Aims and objectives

This exercise is designed to demonstrate the sensitivity of sporozoites, the invasive stages of coccidial parasites, to ionophorous drugs.

Specifically, the practical will examine:

1. How sporozoites may be recovered from transmission stages, the oocysts of the coccidial parasites, by a combination of physical damage and enzymatic digestion (via an intermediate sporocyst stage).

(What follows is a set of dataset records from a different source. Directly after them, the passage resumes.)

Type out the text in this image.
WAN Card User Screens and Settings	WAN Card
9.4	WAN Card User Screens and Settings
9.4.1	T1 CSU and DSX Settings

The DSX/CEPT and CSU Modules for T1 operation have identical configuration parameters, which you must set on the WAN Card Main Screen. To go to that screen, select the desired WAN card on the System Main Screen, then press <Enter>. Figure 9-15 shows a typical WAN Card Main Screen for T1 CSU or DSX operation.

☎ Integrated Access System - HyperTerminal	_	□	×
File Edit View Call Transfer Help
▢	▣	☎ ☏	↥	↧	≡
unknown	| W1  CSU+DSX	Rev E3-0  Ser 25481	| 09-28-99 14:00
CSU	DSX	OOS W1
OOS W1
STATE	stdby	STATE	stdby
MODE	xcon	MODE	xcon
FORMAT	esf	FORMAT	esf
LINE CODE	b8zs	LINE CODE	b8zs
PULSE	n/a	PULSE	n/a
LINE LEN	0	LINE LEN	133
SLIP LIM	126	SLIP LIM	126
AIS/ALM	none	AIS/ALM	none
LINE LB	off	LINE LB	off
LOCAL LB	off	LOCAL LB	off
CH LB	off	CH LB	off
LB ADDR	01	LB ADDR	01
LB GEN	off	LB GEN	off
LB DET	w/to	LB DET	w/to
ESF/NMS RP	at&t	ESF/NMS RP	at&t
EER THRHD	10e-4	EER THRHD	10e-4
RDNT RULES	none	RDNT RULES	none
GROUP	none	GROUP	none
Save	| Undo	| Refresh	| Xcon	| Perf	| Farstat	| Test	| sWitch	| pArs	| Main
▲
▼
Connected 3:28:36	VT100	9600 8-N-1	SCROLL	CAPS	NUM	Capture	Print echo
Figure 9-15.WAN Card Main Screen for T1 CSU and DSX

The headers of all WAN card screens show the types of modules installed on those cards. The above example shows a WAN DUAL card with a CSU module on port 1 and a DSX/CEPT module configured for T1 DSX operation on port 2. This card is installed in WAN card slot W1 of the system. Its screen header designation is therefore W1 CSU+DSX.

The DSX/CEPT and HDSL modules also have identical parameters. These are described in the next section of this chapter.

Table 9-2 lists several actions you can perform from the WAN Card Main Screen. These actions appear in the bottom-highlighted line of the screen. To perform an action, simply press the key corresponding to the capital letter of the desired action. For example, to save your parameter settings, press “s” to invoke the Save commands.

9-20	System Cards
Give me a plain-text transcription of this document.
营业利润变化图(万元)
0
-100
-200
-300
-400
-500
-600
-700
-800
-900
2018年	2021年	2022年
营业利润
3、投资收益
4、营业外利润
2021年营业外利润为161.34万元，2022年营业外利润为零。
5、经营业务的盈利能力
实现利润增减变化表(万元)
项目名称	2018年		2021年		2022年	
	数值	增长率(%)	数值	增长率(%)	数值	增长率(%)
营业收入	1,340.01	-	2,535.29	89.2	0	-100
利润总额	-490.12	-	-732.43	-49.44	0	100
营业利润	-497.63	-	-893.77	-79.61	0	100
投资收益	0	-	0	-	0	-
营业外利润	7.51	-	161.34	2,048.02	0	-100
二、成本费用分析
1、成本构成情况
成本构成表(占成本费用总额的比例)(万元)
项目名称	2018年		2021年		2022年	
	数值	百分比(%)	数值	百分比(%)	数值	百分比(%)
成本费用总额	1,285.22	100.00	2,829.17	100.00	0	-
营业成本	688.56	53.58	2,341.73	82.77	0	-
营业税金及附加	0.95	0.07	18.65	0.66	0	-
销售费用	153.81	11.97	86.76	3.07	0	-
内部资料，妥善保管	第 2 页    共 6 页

2. The lethality of the ionophore, monensin, to extracellular sporozoites by incubating the mixture of sporozoites, with remaining intact sporocysts and oocysts, in the presence of different concentrations of the drug.

Introduction

Coccidial protozoa are found wherever poultry are reared and an absolute need to prevent or control infections in commercial meat and egg-laying flocks has led to the use of many anticoccidial drugs. The most useful drugs continue to be the ionophorous antibiotics, even though widespread resistance to these drugs has been reported for many years. The drugs act by taking up residence within the cell membrane (pellicle) of the transiently extracellular stages, the sporozoites and merozoites, where they interfere with ion transport across the membrane. The test to be demonstrated in this practical is based on the viability/distortion and/or lysis of sporozoites as the drug interacts with the cell membranes of the parasite and interferes with the functioning of the ATP-dependent pumps that regulate the concentration of intracellular cations. It is thought that the drug acts as a pore in the membrane so that ions, commonly sodium, magnesium or calcium, may move from the outside milieu via the ionophore into the cytoplasm of the parasite.